Where was she now? In Minneapolis, or hiding in some backwater? Why had she called? She hadn't said anything but he was almost positive, just from that one tiny betraying gasp, that she was the caller.
Soon he would know, if not her present location, at least where she'd been when she made the call. The police had to have a court order to access those kinds of records at the phone company, but he wasn't hindered by their ridiculous regulations. Conrad would at least know where to begin searching for her, and his pride was at stake now; he was still smarting from letting a little nobody like Grace St. John escape from him.
Why would she want to know if he was in the office? He laughed softly to himself. Was little Grace planning some sort of revenge?
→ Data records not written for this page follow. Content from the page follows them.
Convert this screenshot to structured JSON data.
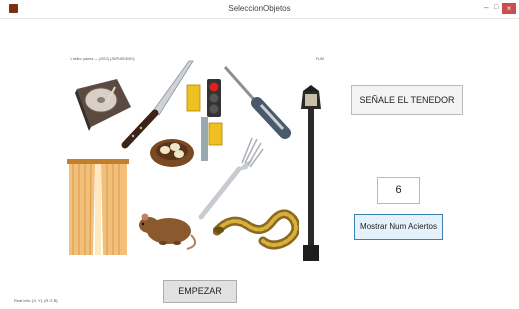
{
  "window": {
    "title": "SeleccionObjetos",
    "close_glyph": "×",
    "minimize_glyph": "–",
    "maximize_glyph": "□"
  },
  "stimulus": {
    "header_left": "1 selbo: parma — (JS13) (JS/PUEDE/E0)",
    "header_right": "FLIM",
    "objects": [
      "record-player",
      "knife",
      "traffic-light",
      "screwdriver",
      "street-lamp",
      "bird-nest",
      "fork",
      "curtain",
      "rat",
      "snake"
    ]
  },
  "instruction_button": "SEÑALE EL TENEDOR",
  "hits_count": "6",
  "show_hits_button": "Mostrar Num Aciertos",
  "start_button": "EMPEZAR",
  "status_bar": "Real info: (X, Y): [R G B]",
  "colors": {
    "close": "#c75050",
    "focus_border": "#3c7fb1",
    "focus_fill": "#e5f1fb"
  }
}
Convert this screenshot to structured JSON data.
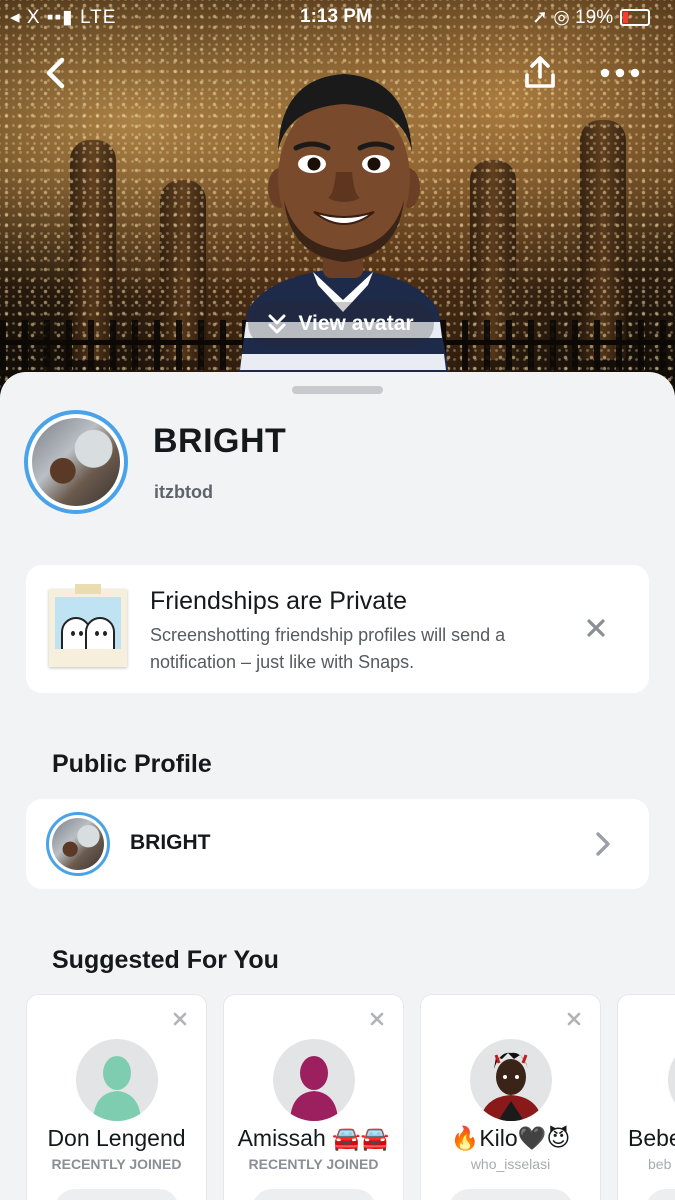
{
  "status_bar": {
    "carrier": "◂ X ▪▪▮ LTE",
    "time": "1:13 PM",
    "right": "➚ ◎ 19%"
  },
  "hero": {
    "view_avatar_label": "View avatar"
  },
  "profile": {
    "display_name": "BRIGHT",
    "username": "itzbtod"
  },
  "privacy_notice": {
    "title": "Friendships are Private",
    "description": "Screenshotting friendship profiles will send a notification – just like with Snaps."
  },
  "public_profile": {
    "section_title": "Public Profile",
    "name": "BRIGHT"
  },
  "suggested": {
    "section_title": "Suggested For You",
    "cards": [
      {
        "name": "Don Lengend",
        "subtitle": "RECENTLY JOINED",
        "avatar_color": "#7fcdb0"
      },
      {
        "name": "Amissah 🚘🚘",
        "subtitle": "RECENTLY JOINED",
        "avatar_color": "#9c1f5f"
      },
      {
        "name": "🔥Kilo🖤😈",
        "subtitle": "who_isselasi",
        "avatar_color": "#3a2a22"
      },
      {
        "name": "Bebe",
        "subtitle": "beb",
        "avatar_color": "#e3e4e6"
      }
    ]
  },
  "colors": {
    "accent_ring": "#4aa3e8",
    "sheet_background": "#f2f3f5",
    "battery_low": "#ff3b30"
  }
}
What did she think she could do, walk into his office and point a pistol at him? She knew the security of the building, knew she wouldn't get past the lobby.
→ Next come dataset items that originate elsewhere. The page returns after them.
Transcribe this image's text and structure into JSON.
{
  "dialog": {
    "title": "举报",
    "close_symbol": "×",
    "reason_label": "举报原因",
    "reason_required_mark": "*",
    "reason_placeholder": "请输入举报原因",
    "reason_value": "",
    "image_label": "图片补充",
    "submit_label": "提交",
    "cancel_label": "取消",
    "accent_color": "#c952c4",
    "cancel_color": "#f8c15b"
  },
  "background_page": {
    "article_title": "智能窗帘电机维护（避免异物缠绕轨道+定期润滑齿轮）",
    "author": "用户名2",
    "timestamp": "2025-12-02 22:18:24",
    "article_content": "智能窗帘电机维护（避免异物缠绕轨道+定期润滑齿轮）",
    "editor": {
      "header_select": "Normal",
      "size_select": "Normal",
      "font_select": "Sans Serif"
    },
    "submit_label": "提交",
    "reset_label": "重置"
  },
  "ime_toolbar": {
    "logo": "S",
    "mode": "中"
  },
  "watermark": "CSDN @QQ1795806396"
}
Perhaps he should let her, though, draw her to him. He could overpower her easily enough, and then he'd have her.
He could work late; the building would be deserted, and she would feel more confident. He could arrange for the guards to be looking conveniently the other way, but not make it so easy that she became suspicious. He would wait by the door for her, ready to disarm her of whatever weapon she carried; he wouldn't want to give her an opportunity for a lucky shot.
Perhaps he wouldn't wait for a more comfortable, convenient place in which to take her. Perhaps he would have her right on the desk, stretched across the glassy surface. She would struggle and kick and he would soothe her, whisper to her, and kiss her astonishingly carnal mouth. She would feel so soft beneath him, so helpless.
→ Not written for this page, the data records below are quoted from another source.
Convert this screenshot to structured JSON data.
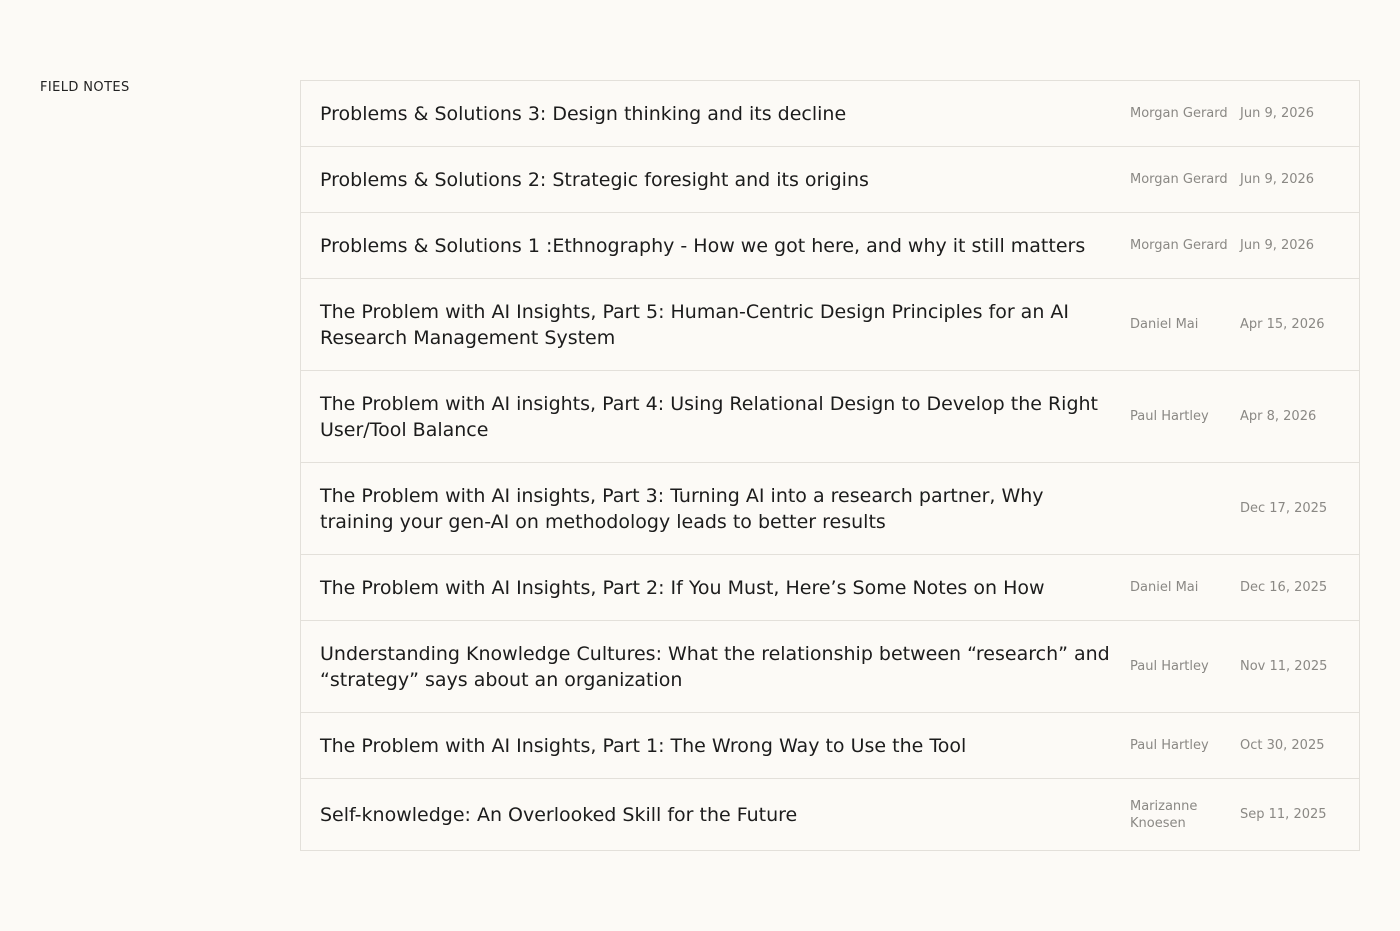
{
  "section": {
    "label": "FIELD NOTES"
  },
  "articles": [
    {
      "title": "Problems & Solutions 3: Design thinking and its decline",
      "author": "Morgan Gerard",
      "date": "Jun 9, 2026"
    },
    {
      "title": "Problems & Solutions 2: Strategic foresight and its origins",
      "author": "Morgan Gerard",
      "date": "Jun 9, 2026"
    },
    {
      "title": "Problems & Solutions 1 :Ethnography - How we got here, and why it still matters",
      "author": "Morgan Gerard",
      "date": "Jun 9, 2026"
    },
    {
      "title": "The Problem with AI Insights, Part 5:  Human-Centric Design Principles for an AI Research Management System",
      "author": "Daniel Mai",
      "date": "Apr 15, 2026"
    },
    {
      "title": "The Problem with AI insights, Part 4: Using Relational Design to Develop the Right User/Tool Balance",
      "author": "Paul Hartley",
      "date": "Apr 8, 2026"
    },
    {
      "title": "The Problem with AI insights, Part 3: Turning AI into a research partner, Why training your gen-AI on methodology leads to better results",
      "author": "",
      "date": "Dec 17, 2025"
    },
    {
      "title": "The Problem with AI Insights, Part 2: If You Must, Here’s Some Notes on How",
      "author": "Daniel Mai",
      "date": "Dec 16, 2025"
    },
    {
      "title": "Understanding Knowledge Cultures: What the relationship between “research” and “strategy” says about an organization",
      "author": "Paul Hartley",
      "date": "Nov 11, 2025"
    },
    {
      "title": "The Problem with AI Insights, Part 1: The Wrong Way to Use the Tool",
      "author": "Paul Hartley",
      "date": "Oct 30, 2025"
    },
    {
      "title": "Self-knowledge: An Overlooked Skill for the Future",
      "author": "Marizanne Knoesen",
      "date": "Sep 11, 2025"
    }
  ]
}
He was fully aroused, almost panting. Once wouldn't be enough, he knew that now. He wanted to come in her mouth, and he wanted to feel her come. He wanted to hear her cry out his name in pleasure.
Then he would kill her. What a waste, but it had to be done.
"She called from a pay phone at a McDonald's in Roseville," Conrad reported. "No one noticed her, but the only other calls received around that time originated from legitimate contacts."
"Roseville." Parrish considered the location. It was a suburb just northeast of downtown. "Do you have men watching the place in case she returns?"
"Yes." Conrad had taken care of that detail immediately. People were generally creatures of habit, adhering to the same routine for months, years. Grace had shown herself to be unusually unpredictable, but he couldn't afford to assume she would immediately take off for parts unknown. If she remained in the city, sooner or later she would at least pass by that McDonald's—if not today, then tomorrow. If not tomorrow, then perhaps on this same day next week. He was a patient man; he would wait.
"So she came back here," Parrish mused. "Gutsy of her, don't you think? I never would have expected it. Do you think she's going to try to kill me?"
"Yes," Conrad said impassively. Otherwise, there was no logical reason for her to return to Minneapolis. The danger was too great.
"Perhaps we should let her try." Parrish smiled, his eyes bright with anticipation. "Let her come to us, Conrad. We'll be ready."